Wspólny wywiad Małgorzaty i Karola Strasburgerów
Karol Strasburger od 2019 roku jest w związku małżeńskim z Małgorzatą, z którą w tym samym roku doczekał się córki Laury. Wcześniej gospodarz kultowej „Familiady” przez ponad trzydzieści lat był mężem Ireny, która zmarła w 2013 roku. Jego pierwsze małżeństwo z aktorką Barbarą Burską zakończyło się natomiast rozwodem.
Choć prezenter rzadko mówi o swoim życiu prywatnym, ostatnio zrobił wyjątek, udzielając z żoną wspólnego wywiadu magazynowi „Pani”. Z Małgorzatą opowiedzieli m.in. o początkach swojej znajomości. 41-latka wyjawiła, w jakich okolicznościach po raz pierwszy spotkała obecnego męża. Był wtedy 2006 rok.
„Po raz pierwszy zobaczyłam Karola na ślubie wspólnego przyjaciela. (…) Moją uwagę zwrócił sposób, w jaki traktował swoją żonę Irenkę. Widziałam miłość i szacunek w każdym jego geście, w każdym spojrzeniu. Miałam 22 lata i pomyślałam, że jeśli kiedyś będę miała męża, to chcę, żeby był właśnie taki. (…) Nawet nie myślałam, że moje wypowiedziane na głos marzenie usłyszą gwiazdy i spełnią je dosłownie” – wyznała.

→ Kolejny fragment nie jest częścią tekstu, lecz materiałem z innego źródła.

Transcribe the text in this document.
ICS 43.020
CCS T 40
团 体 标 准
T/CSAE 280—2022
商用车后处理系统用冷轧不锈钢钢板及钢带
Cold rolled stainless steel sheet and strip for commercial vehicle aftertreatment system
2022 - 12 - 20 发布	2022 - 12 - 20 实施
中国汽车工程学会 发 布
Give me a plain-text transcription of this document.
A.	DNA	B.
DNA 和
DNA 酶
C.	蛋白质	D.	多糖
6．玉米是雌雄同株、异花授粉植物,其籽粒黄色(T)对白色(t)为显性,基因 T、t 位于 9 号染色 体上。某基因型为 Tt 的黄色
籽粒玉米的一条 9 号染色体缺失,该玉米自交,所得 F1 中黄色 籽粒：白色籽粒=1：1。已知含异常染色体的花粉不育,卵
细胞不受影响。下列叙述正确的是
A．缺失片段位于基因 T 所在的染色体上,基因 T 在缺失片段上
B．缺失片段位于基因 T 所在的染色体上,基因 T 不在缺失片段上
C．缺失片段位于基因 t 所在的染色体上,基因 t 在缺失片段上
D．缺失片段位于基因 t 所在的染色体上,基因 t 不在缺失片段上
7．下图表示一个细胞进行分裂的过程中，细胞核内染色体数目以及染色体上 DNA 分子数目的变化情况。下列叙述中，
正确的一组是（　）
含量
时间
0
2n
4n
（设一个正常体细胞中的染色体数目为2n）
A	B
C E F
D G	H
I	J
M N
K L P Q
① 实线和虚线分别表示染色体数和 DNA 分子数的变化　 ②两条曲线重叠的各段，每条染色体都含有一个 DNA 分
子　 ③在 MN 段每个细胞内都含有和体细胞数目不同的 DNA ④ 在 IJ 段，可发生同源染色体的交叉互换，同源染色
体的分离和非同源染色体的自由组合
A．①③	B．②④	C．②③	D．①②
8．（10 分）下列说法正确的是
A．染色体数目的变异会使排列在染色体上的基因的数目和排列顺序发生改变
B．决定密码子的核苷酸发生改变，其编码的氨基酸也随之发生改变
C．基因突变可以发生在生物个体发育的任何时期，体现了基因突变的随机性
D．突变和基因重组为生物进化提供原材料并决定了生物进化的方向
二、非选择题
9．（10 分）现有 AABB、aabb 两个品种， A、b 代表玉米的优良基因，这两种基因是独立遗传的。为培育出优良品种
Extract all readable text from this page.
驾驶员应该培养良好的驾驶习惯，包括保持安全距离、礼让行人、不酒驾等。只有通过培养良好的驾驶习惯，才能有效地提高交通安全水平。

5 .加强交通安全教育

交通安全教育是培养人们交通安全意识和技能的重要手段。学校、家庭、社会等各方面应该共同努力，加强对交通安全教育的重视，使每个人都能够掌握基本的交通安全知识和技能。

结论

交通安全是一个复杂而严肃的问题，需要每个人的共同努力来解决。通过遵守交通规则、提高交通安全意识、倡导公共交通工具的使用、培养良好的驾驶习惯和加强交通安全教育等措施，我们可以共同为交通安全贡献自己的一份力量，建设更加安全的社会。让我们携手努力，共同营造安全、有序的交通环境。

Po siedemdziesiątce dowiedział się, że będzie ojcem
Karol Strasburger długo czekał na to, by zostać ojcem. Jego córka przyszła na świat, gdy miał 72 lata. W rozmowie z magazynem „Pani” przyznał: „Studia, kariera, no i Irena, moja pierwsza żona, długo nie chciała dziecka. Potem było za późno. Małgosia wyprzedziła moje marzenia”, dodając:
Kiedy pokazała mi test, który jednoznacznie wskazywał, że jest w ciąży, dosłownie zaniemówiłem ze szczęścia.
Karol Strasburger szczerze o późnym ojcostwie
Prowadzący „Familiadę” twierdzi, że dziecko pojawiło się w idealnym momencie. „Wcześniej nie byłem gotowy” – mówi. Jednocześnie podkreśla, że dziś nie wyobraża sobie życia bez Laury: „Mam 77 lat, właściwie mógłbym być już dziadkiem, a ja dopiero teraz zostałem ojcem. (…) Bałem się rodzicielstwa. I choć cieszyłem się, miałem wątpliwości, czy dam radę. Wydawało mi się, że jako starszy człowiek nie będę już miał cierpliwości, a dzieci lubią ją testować. Myślałem, że dziecko zburzy mój porządek. (…) Tymczasem Laura wszystko odmieniła”.
Nawet nie marzyłem, że jeszcze będę szczęśliwy. Założę rodzinę, będę miał dziecko. Życie straciło dla mnie sens, kiedy po śmierci Irki po raz pierwszy doświadczyłem, czym jest samotność. Byłem przekonany, że już nic się dobrego nie wydarzy. I wtedy spotkałem Małgosię – przyznaje.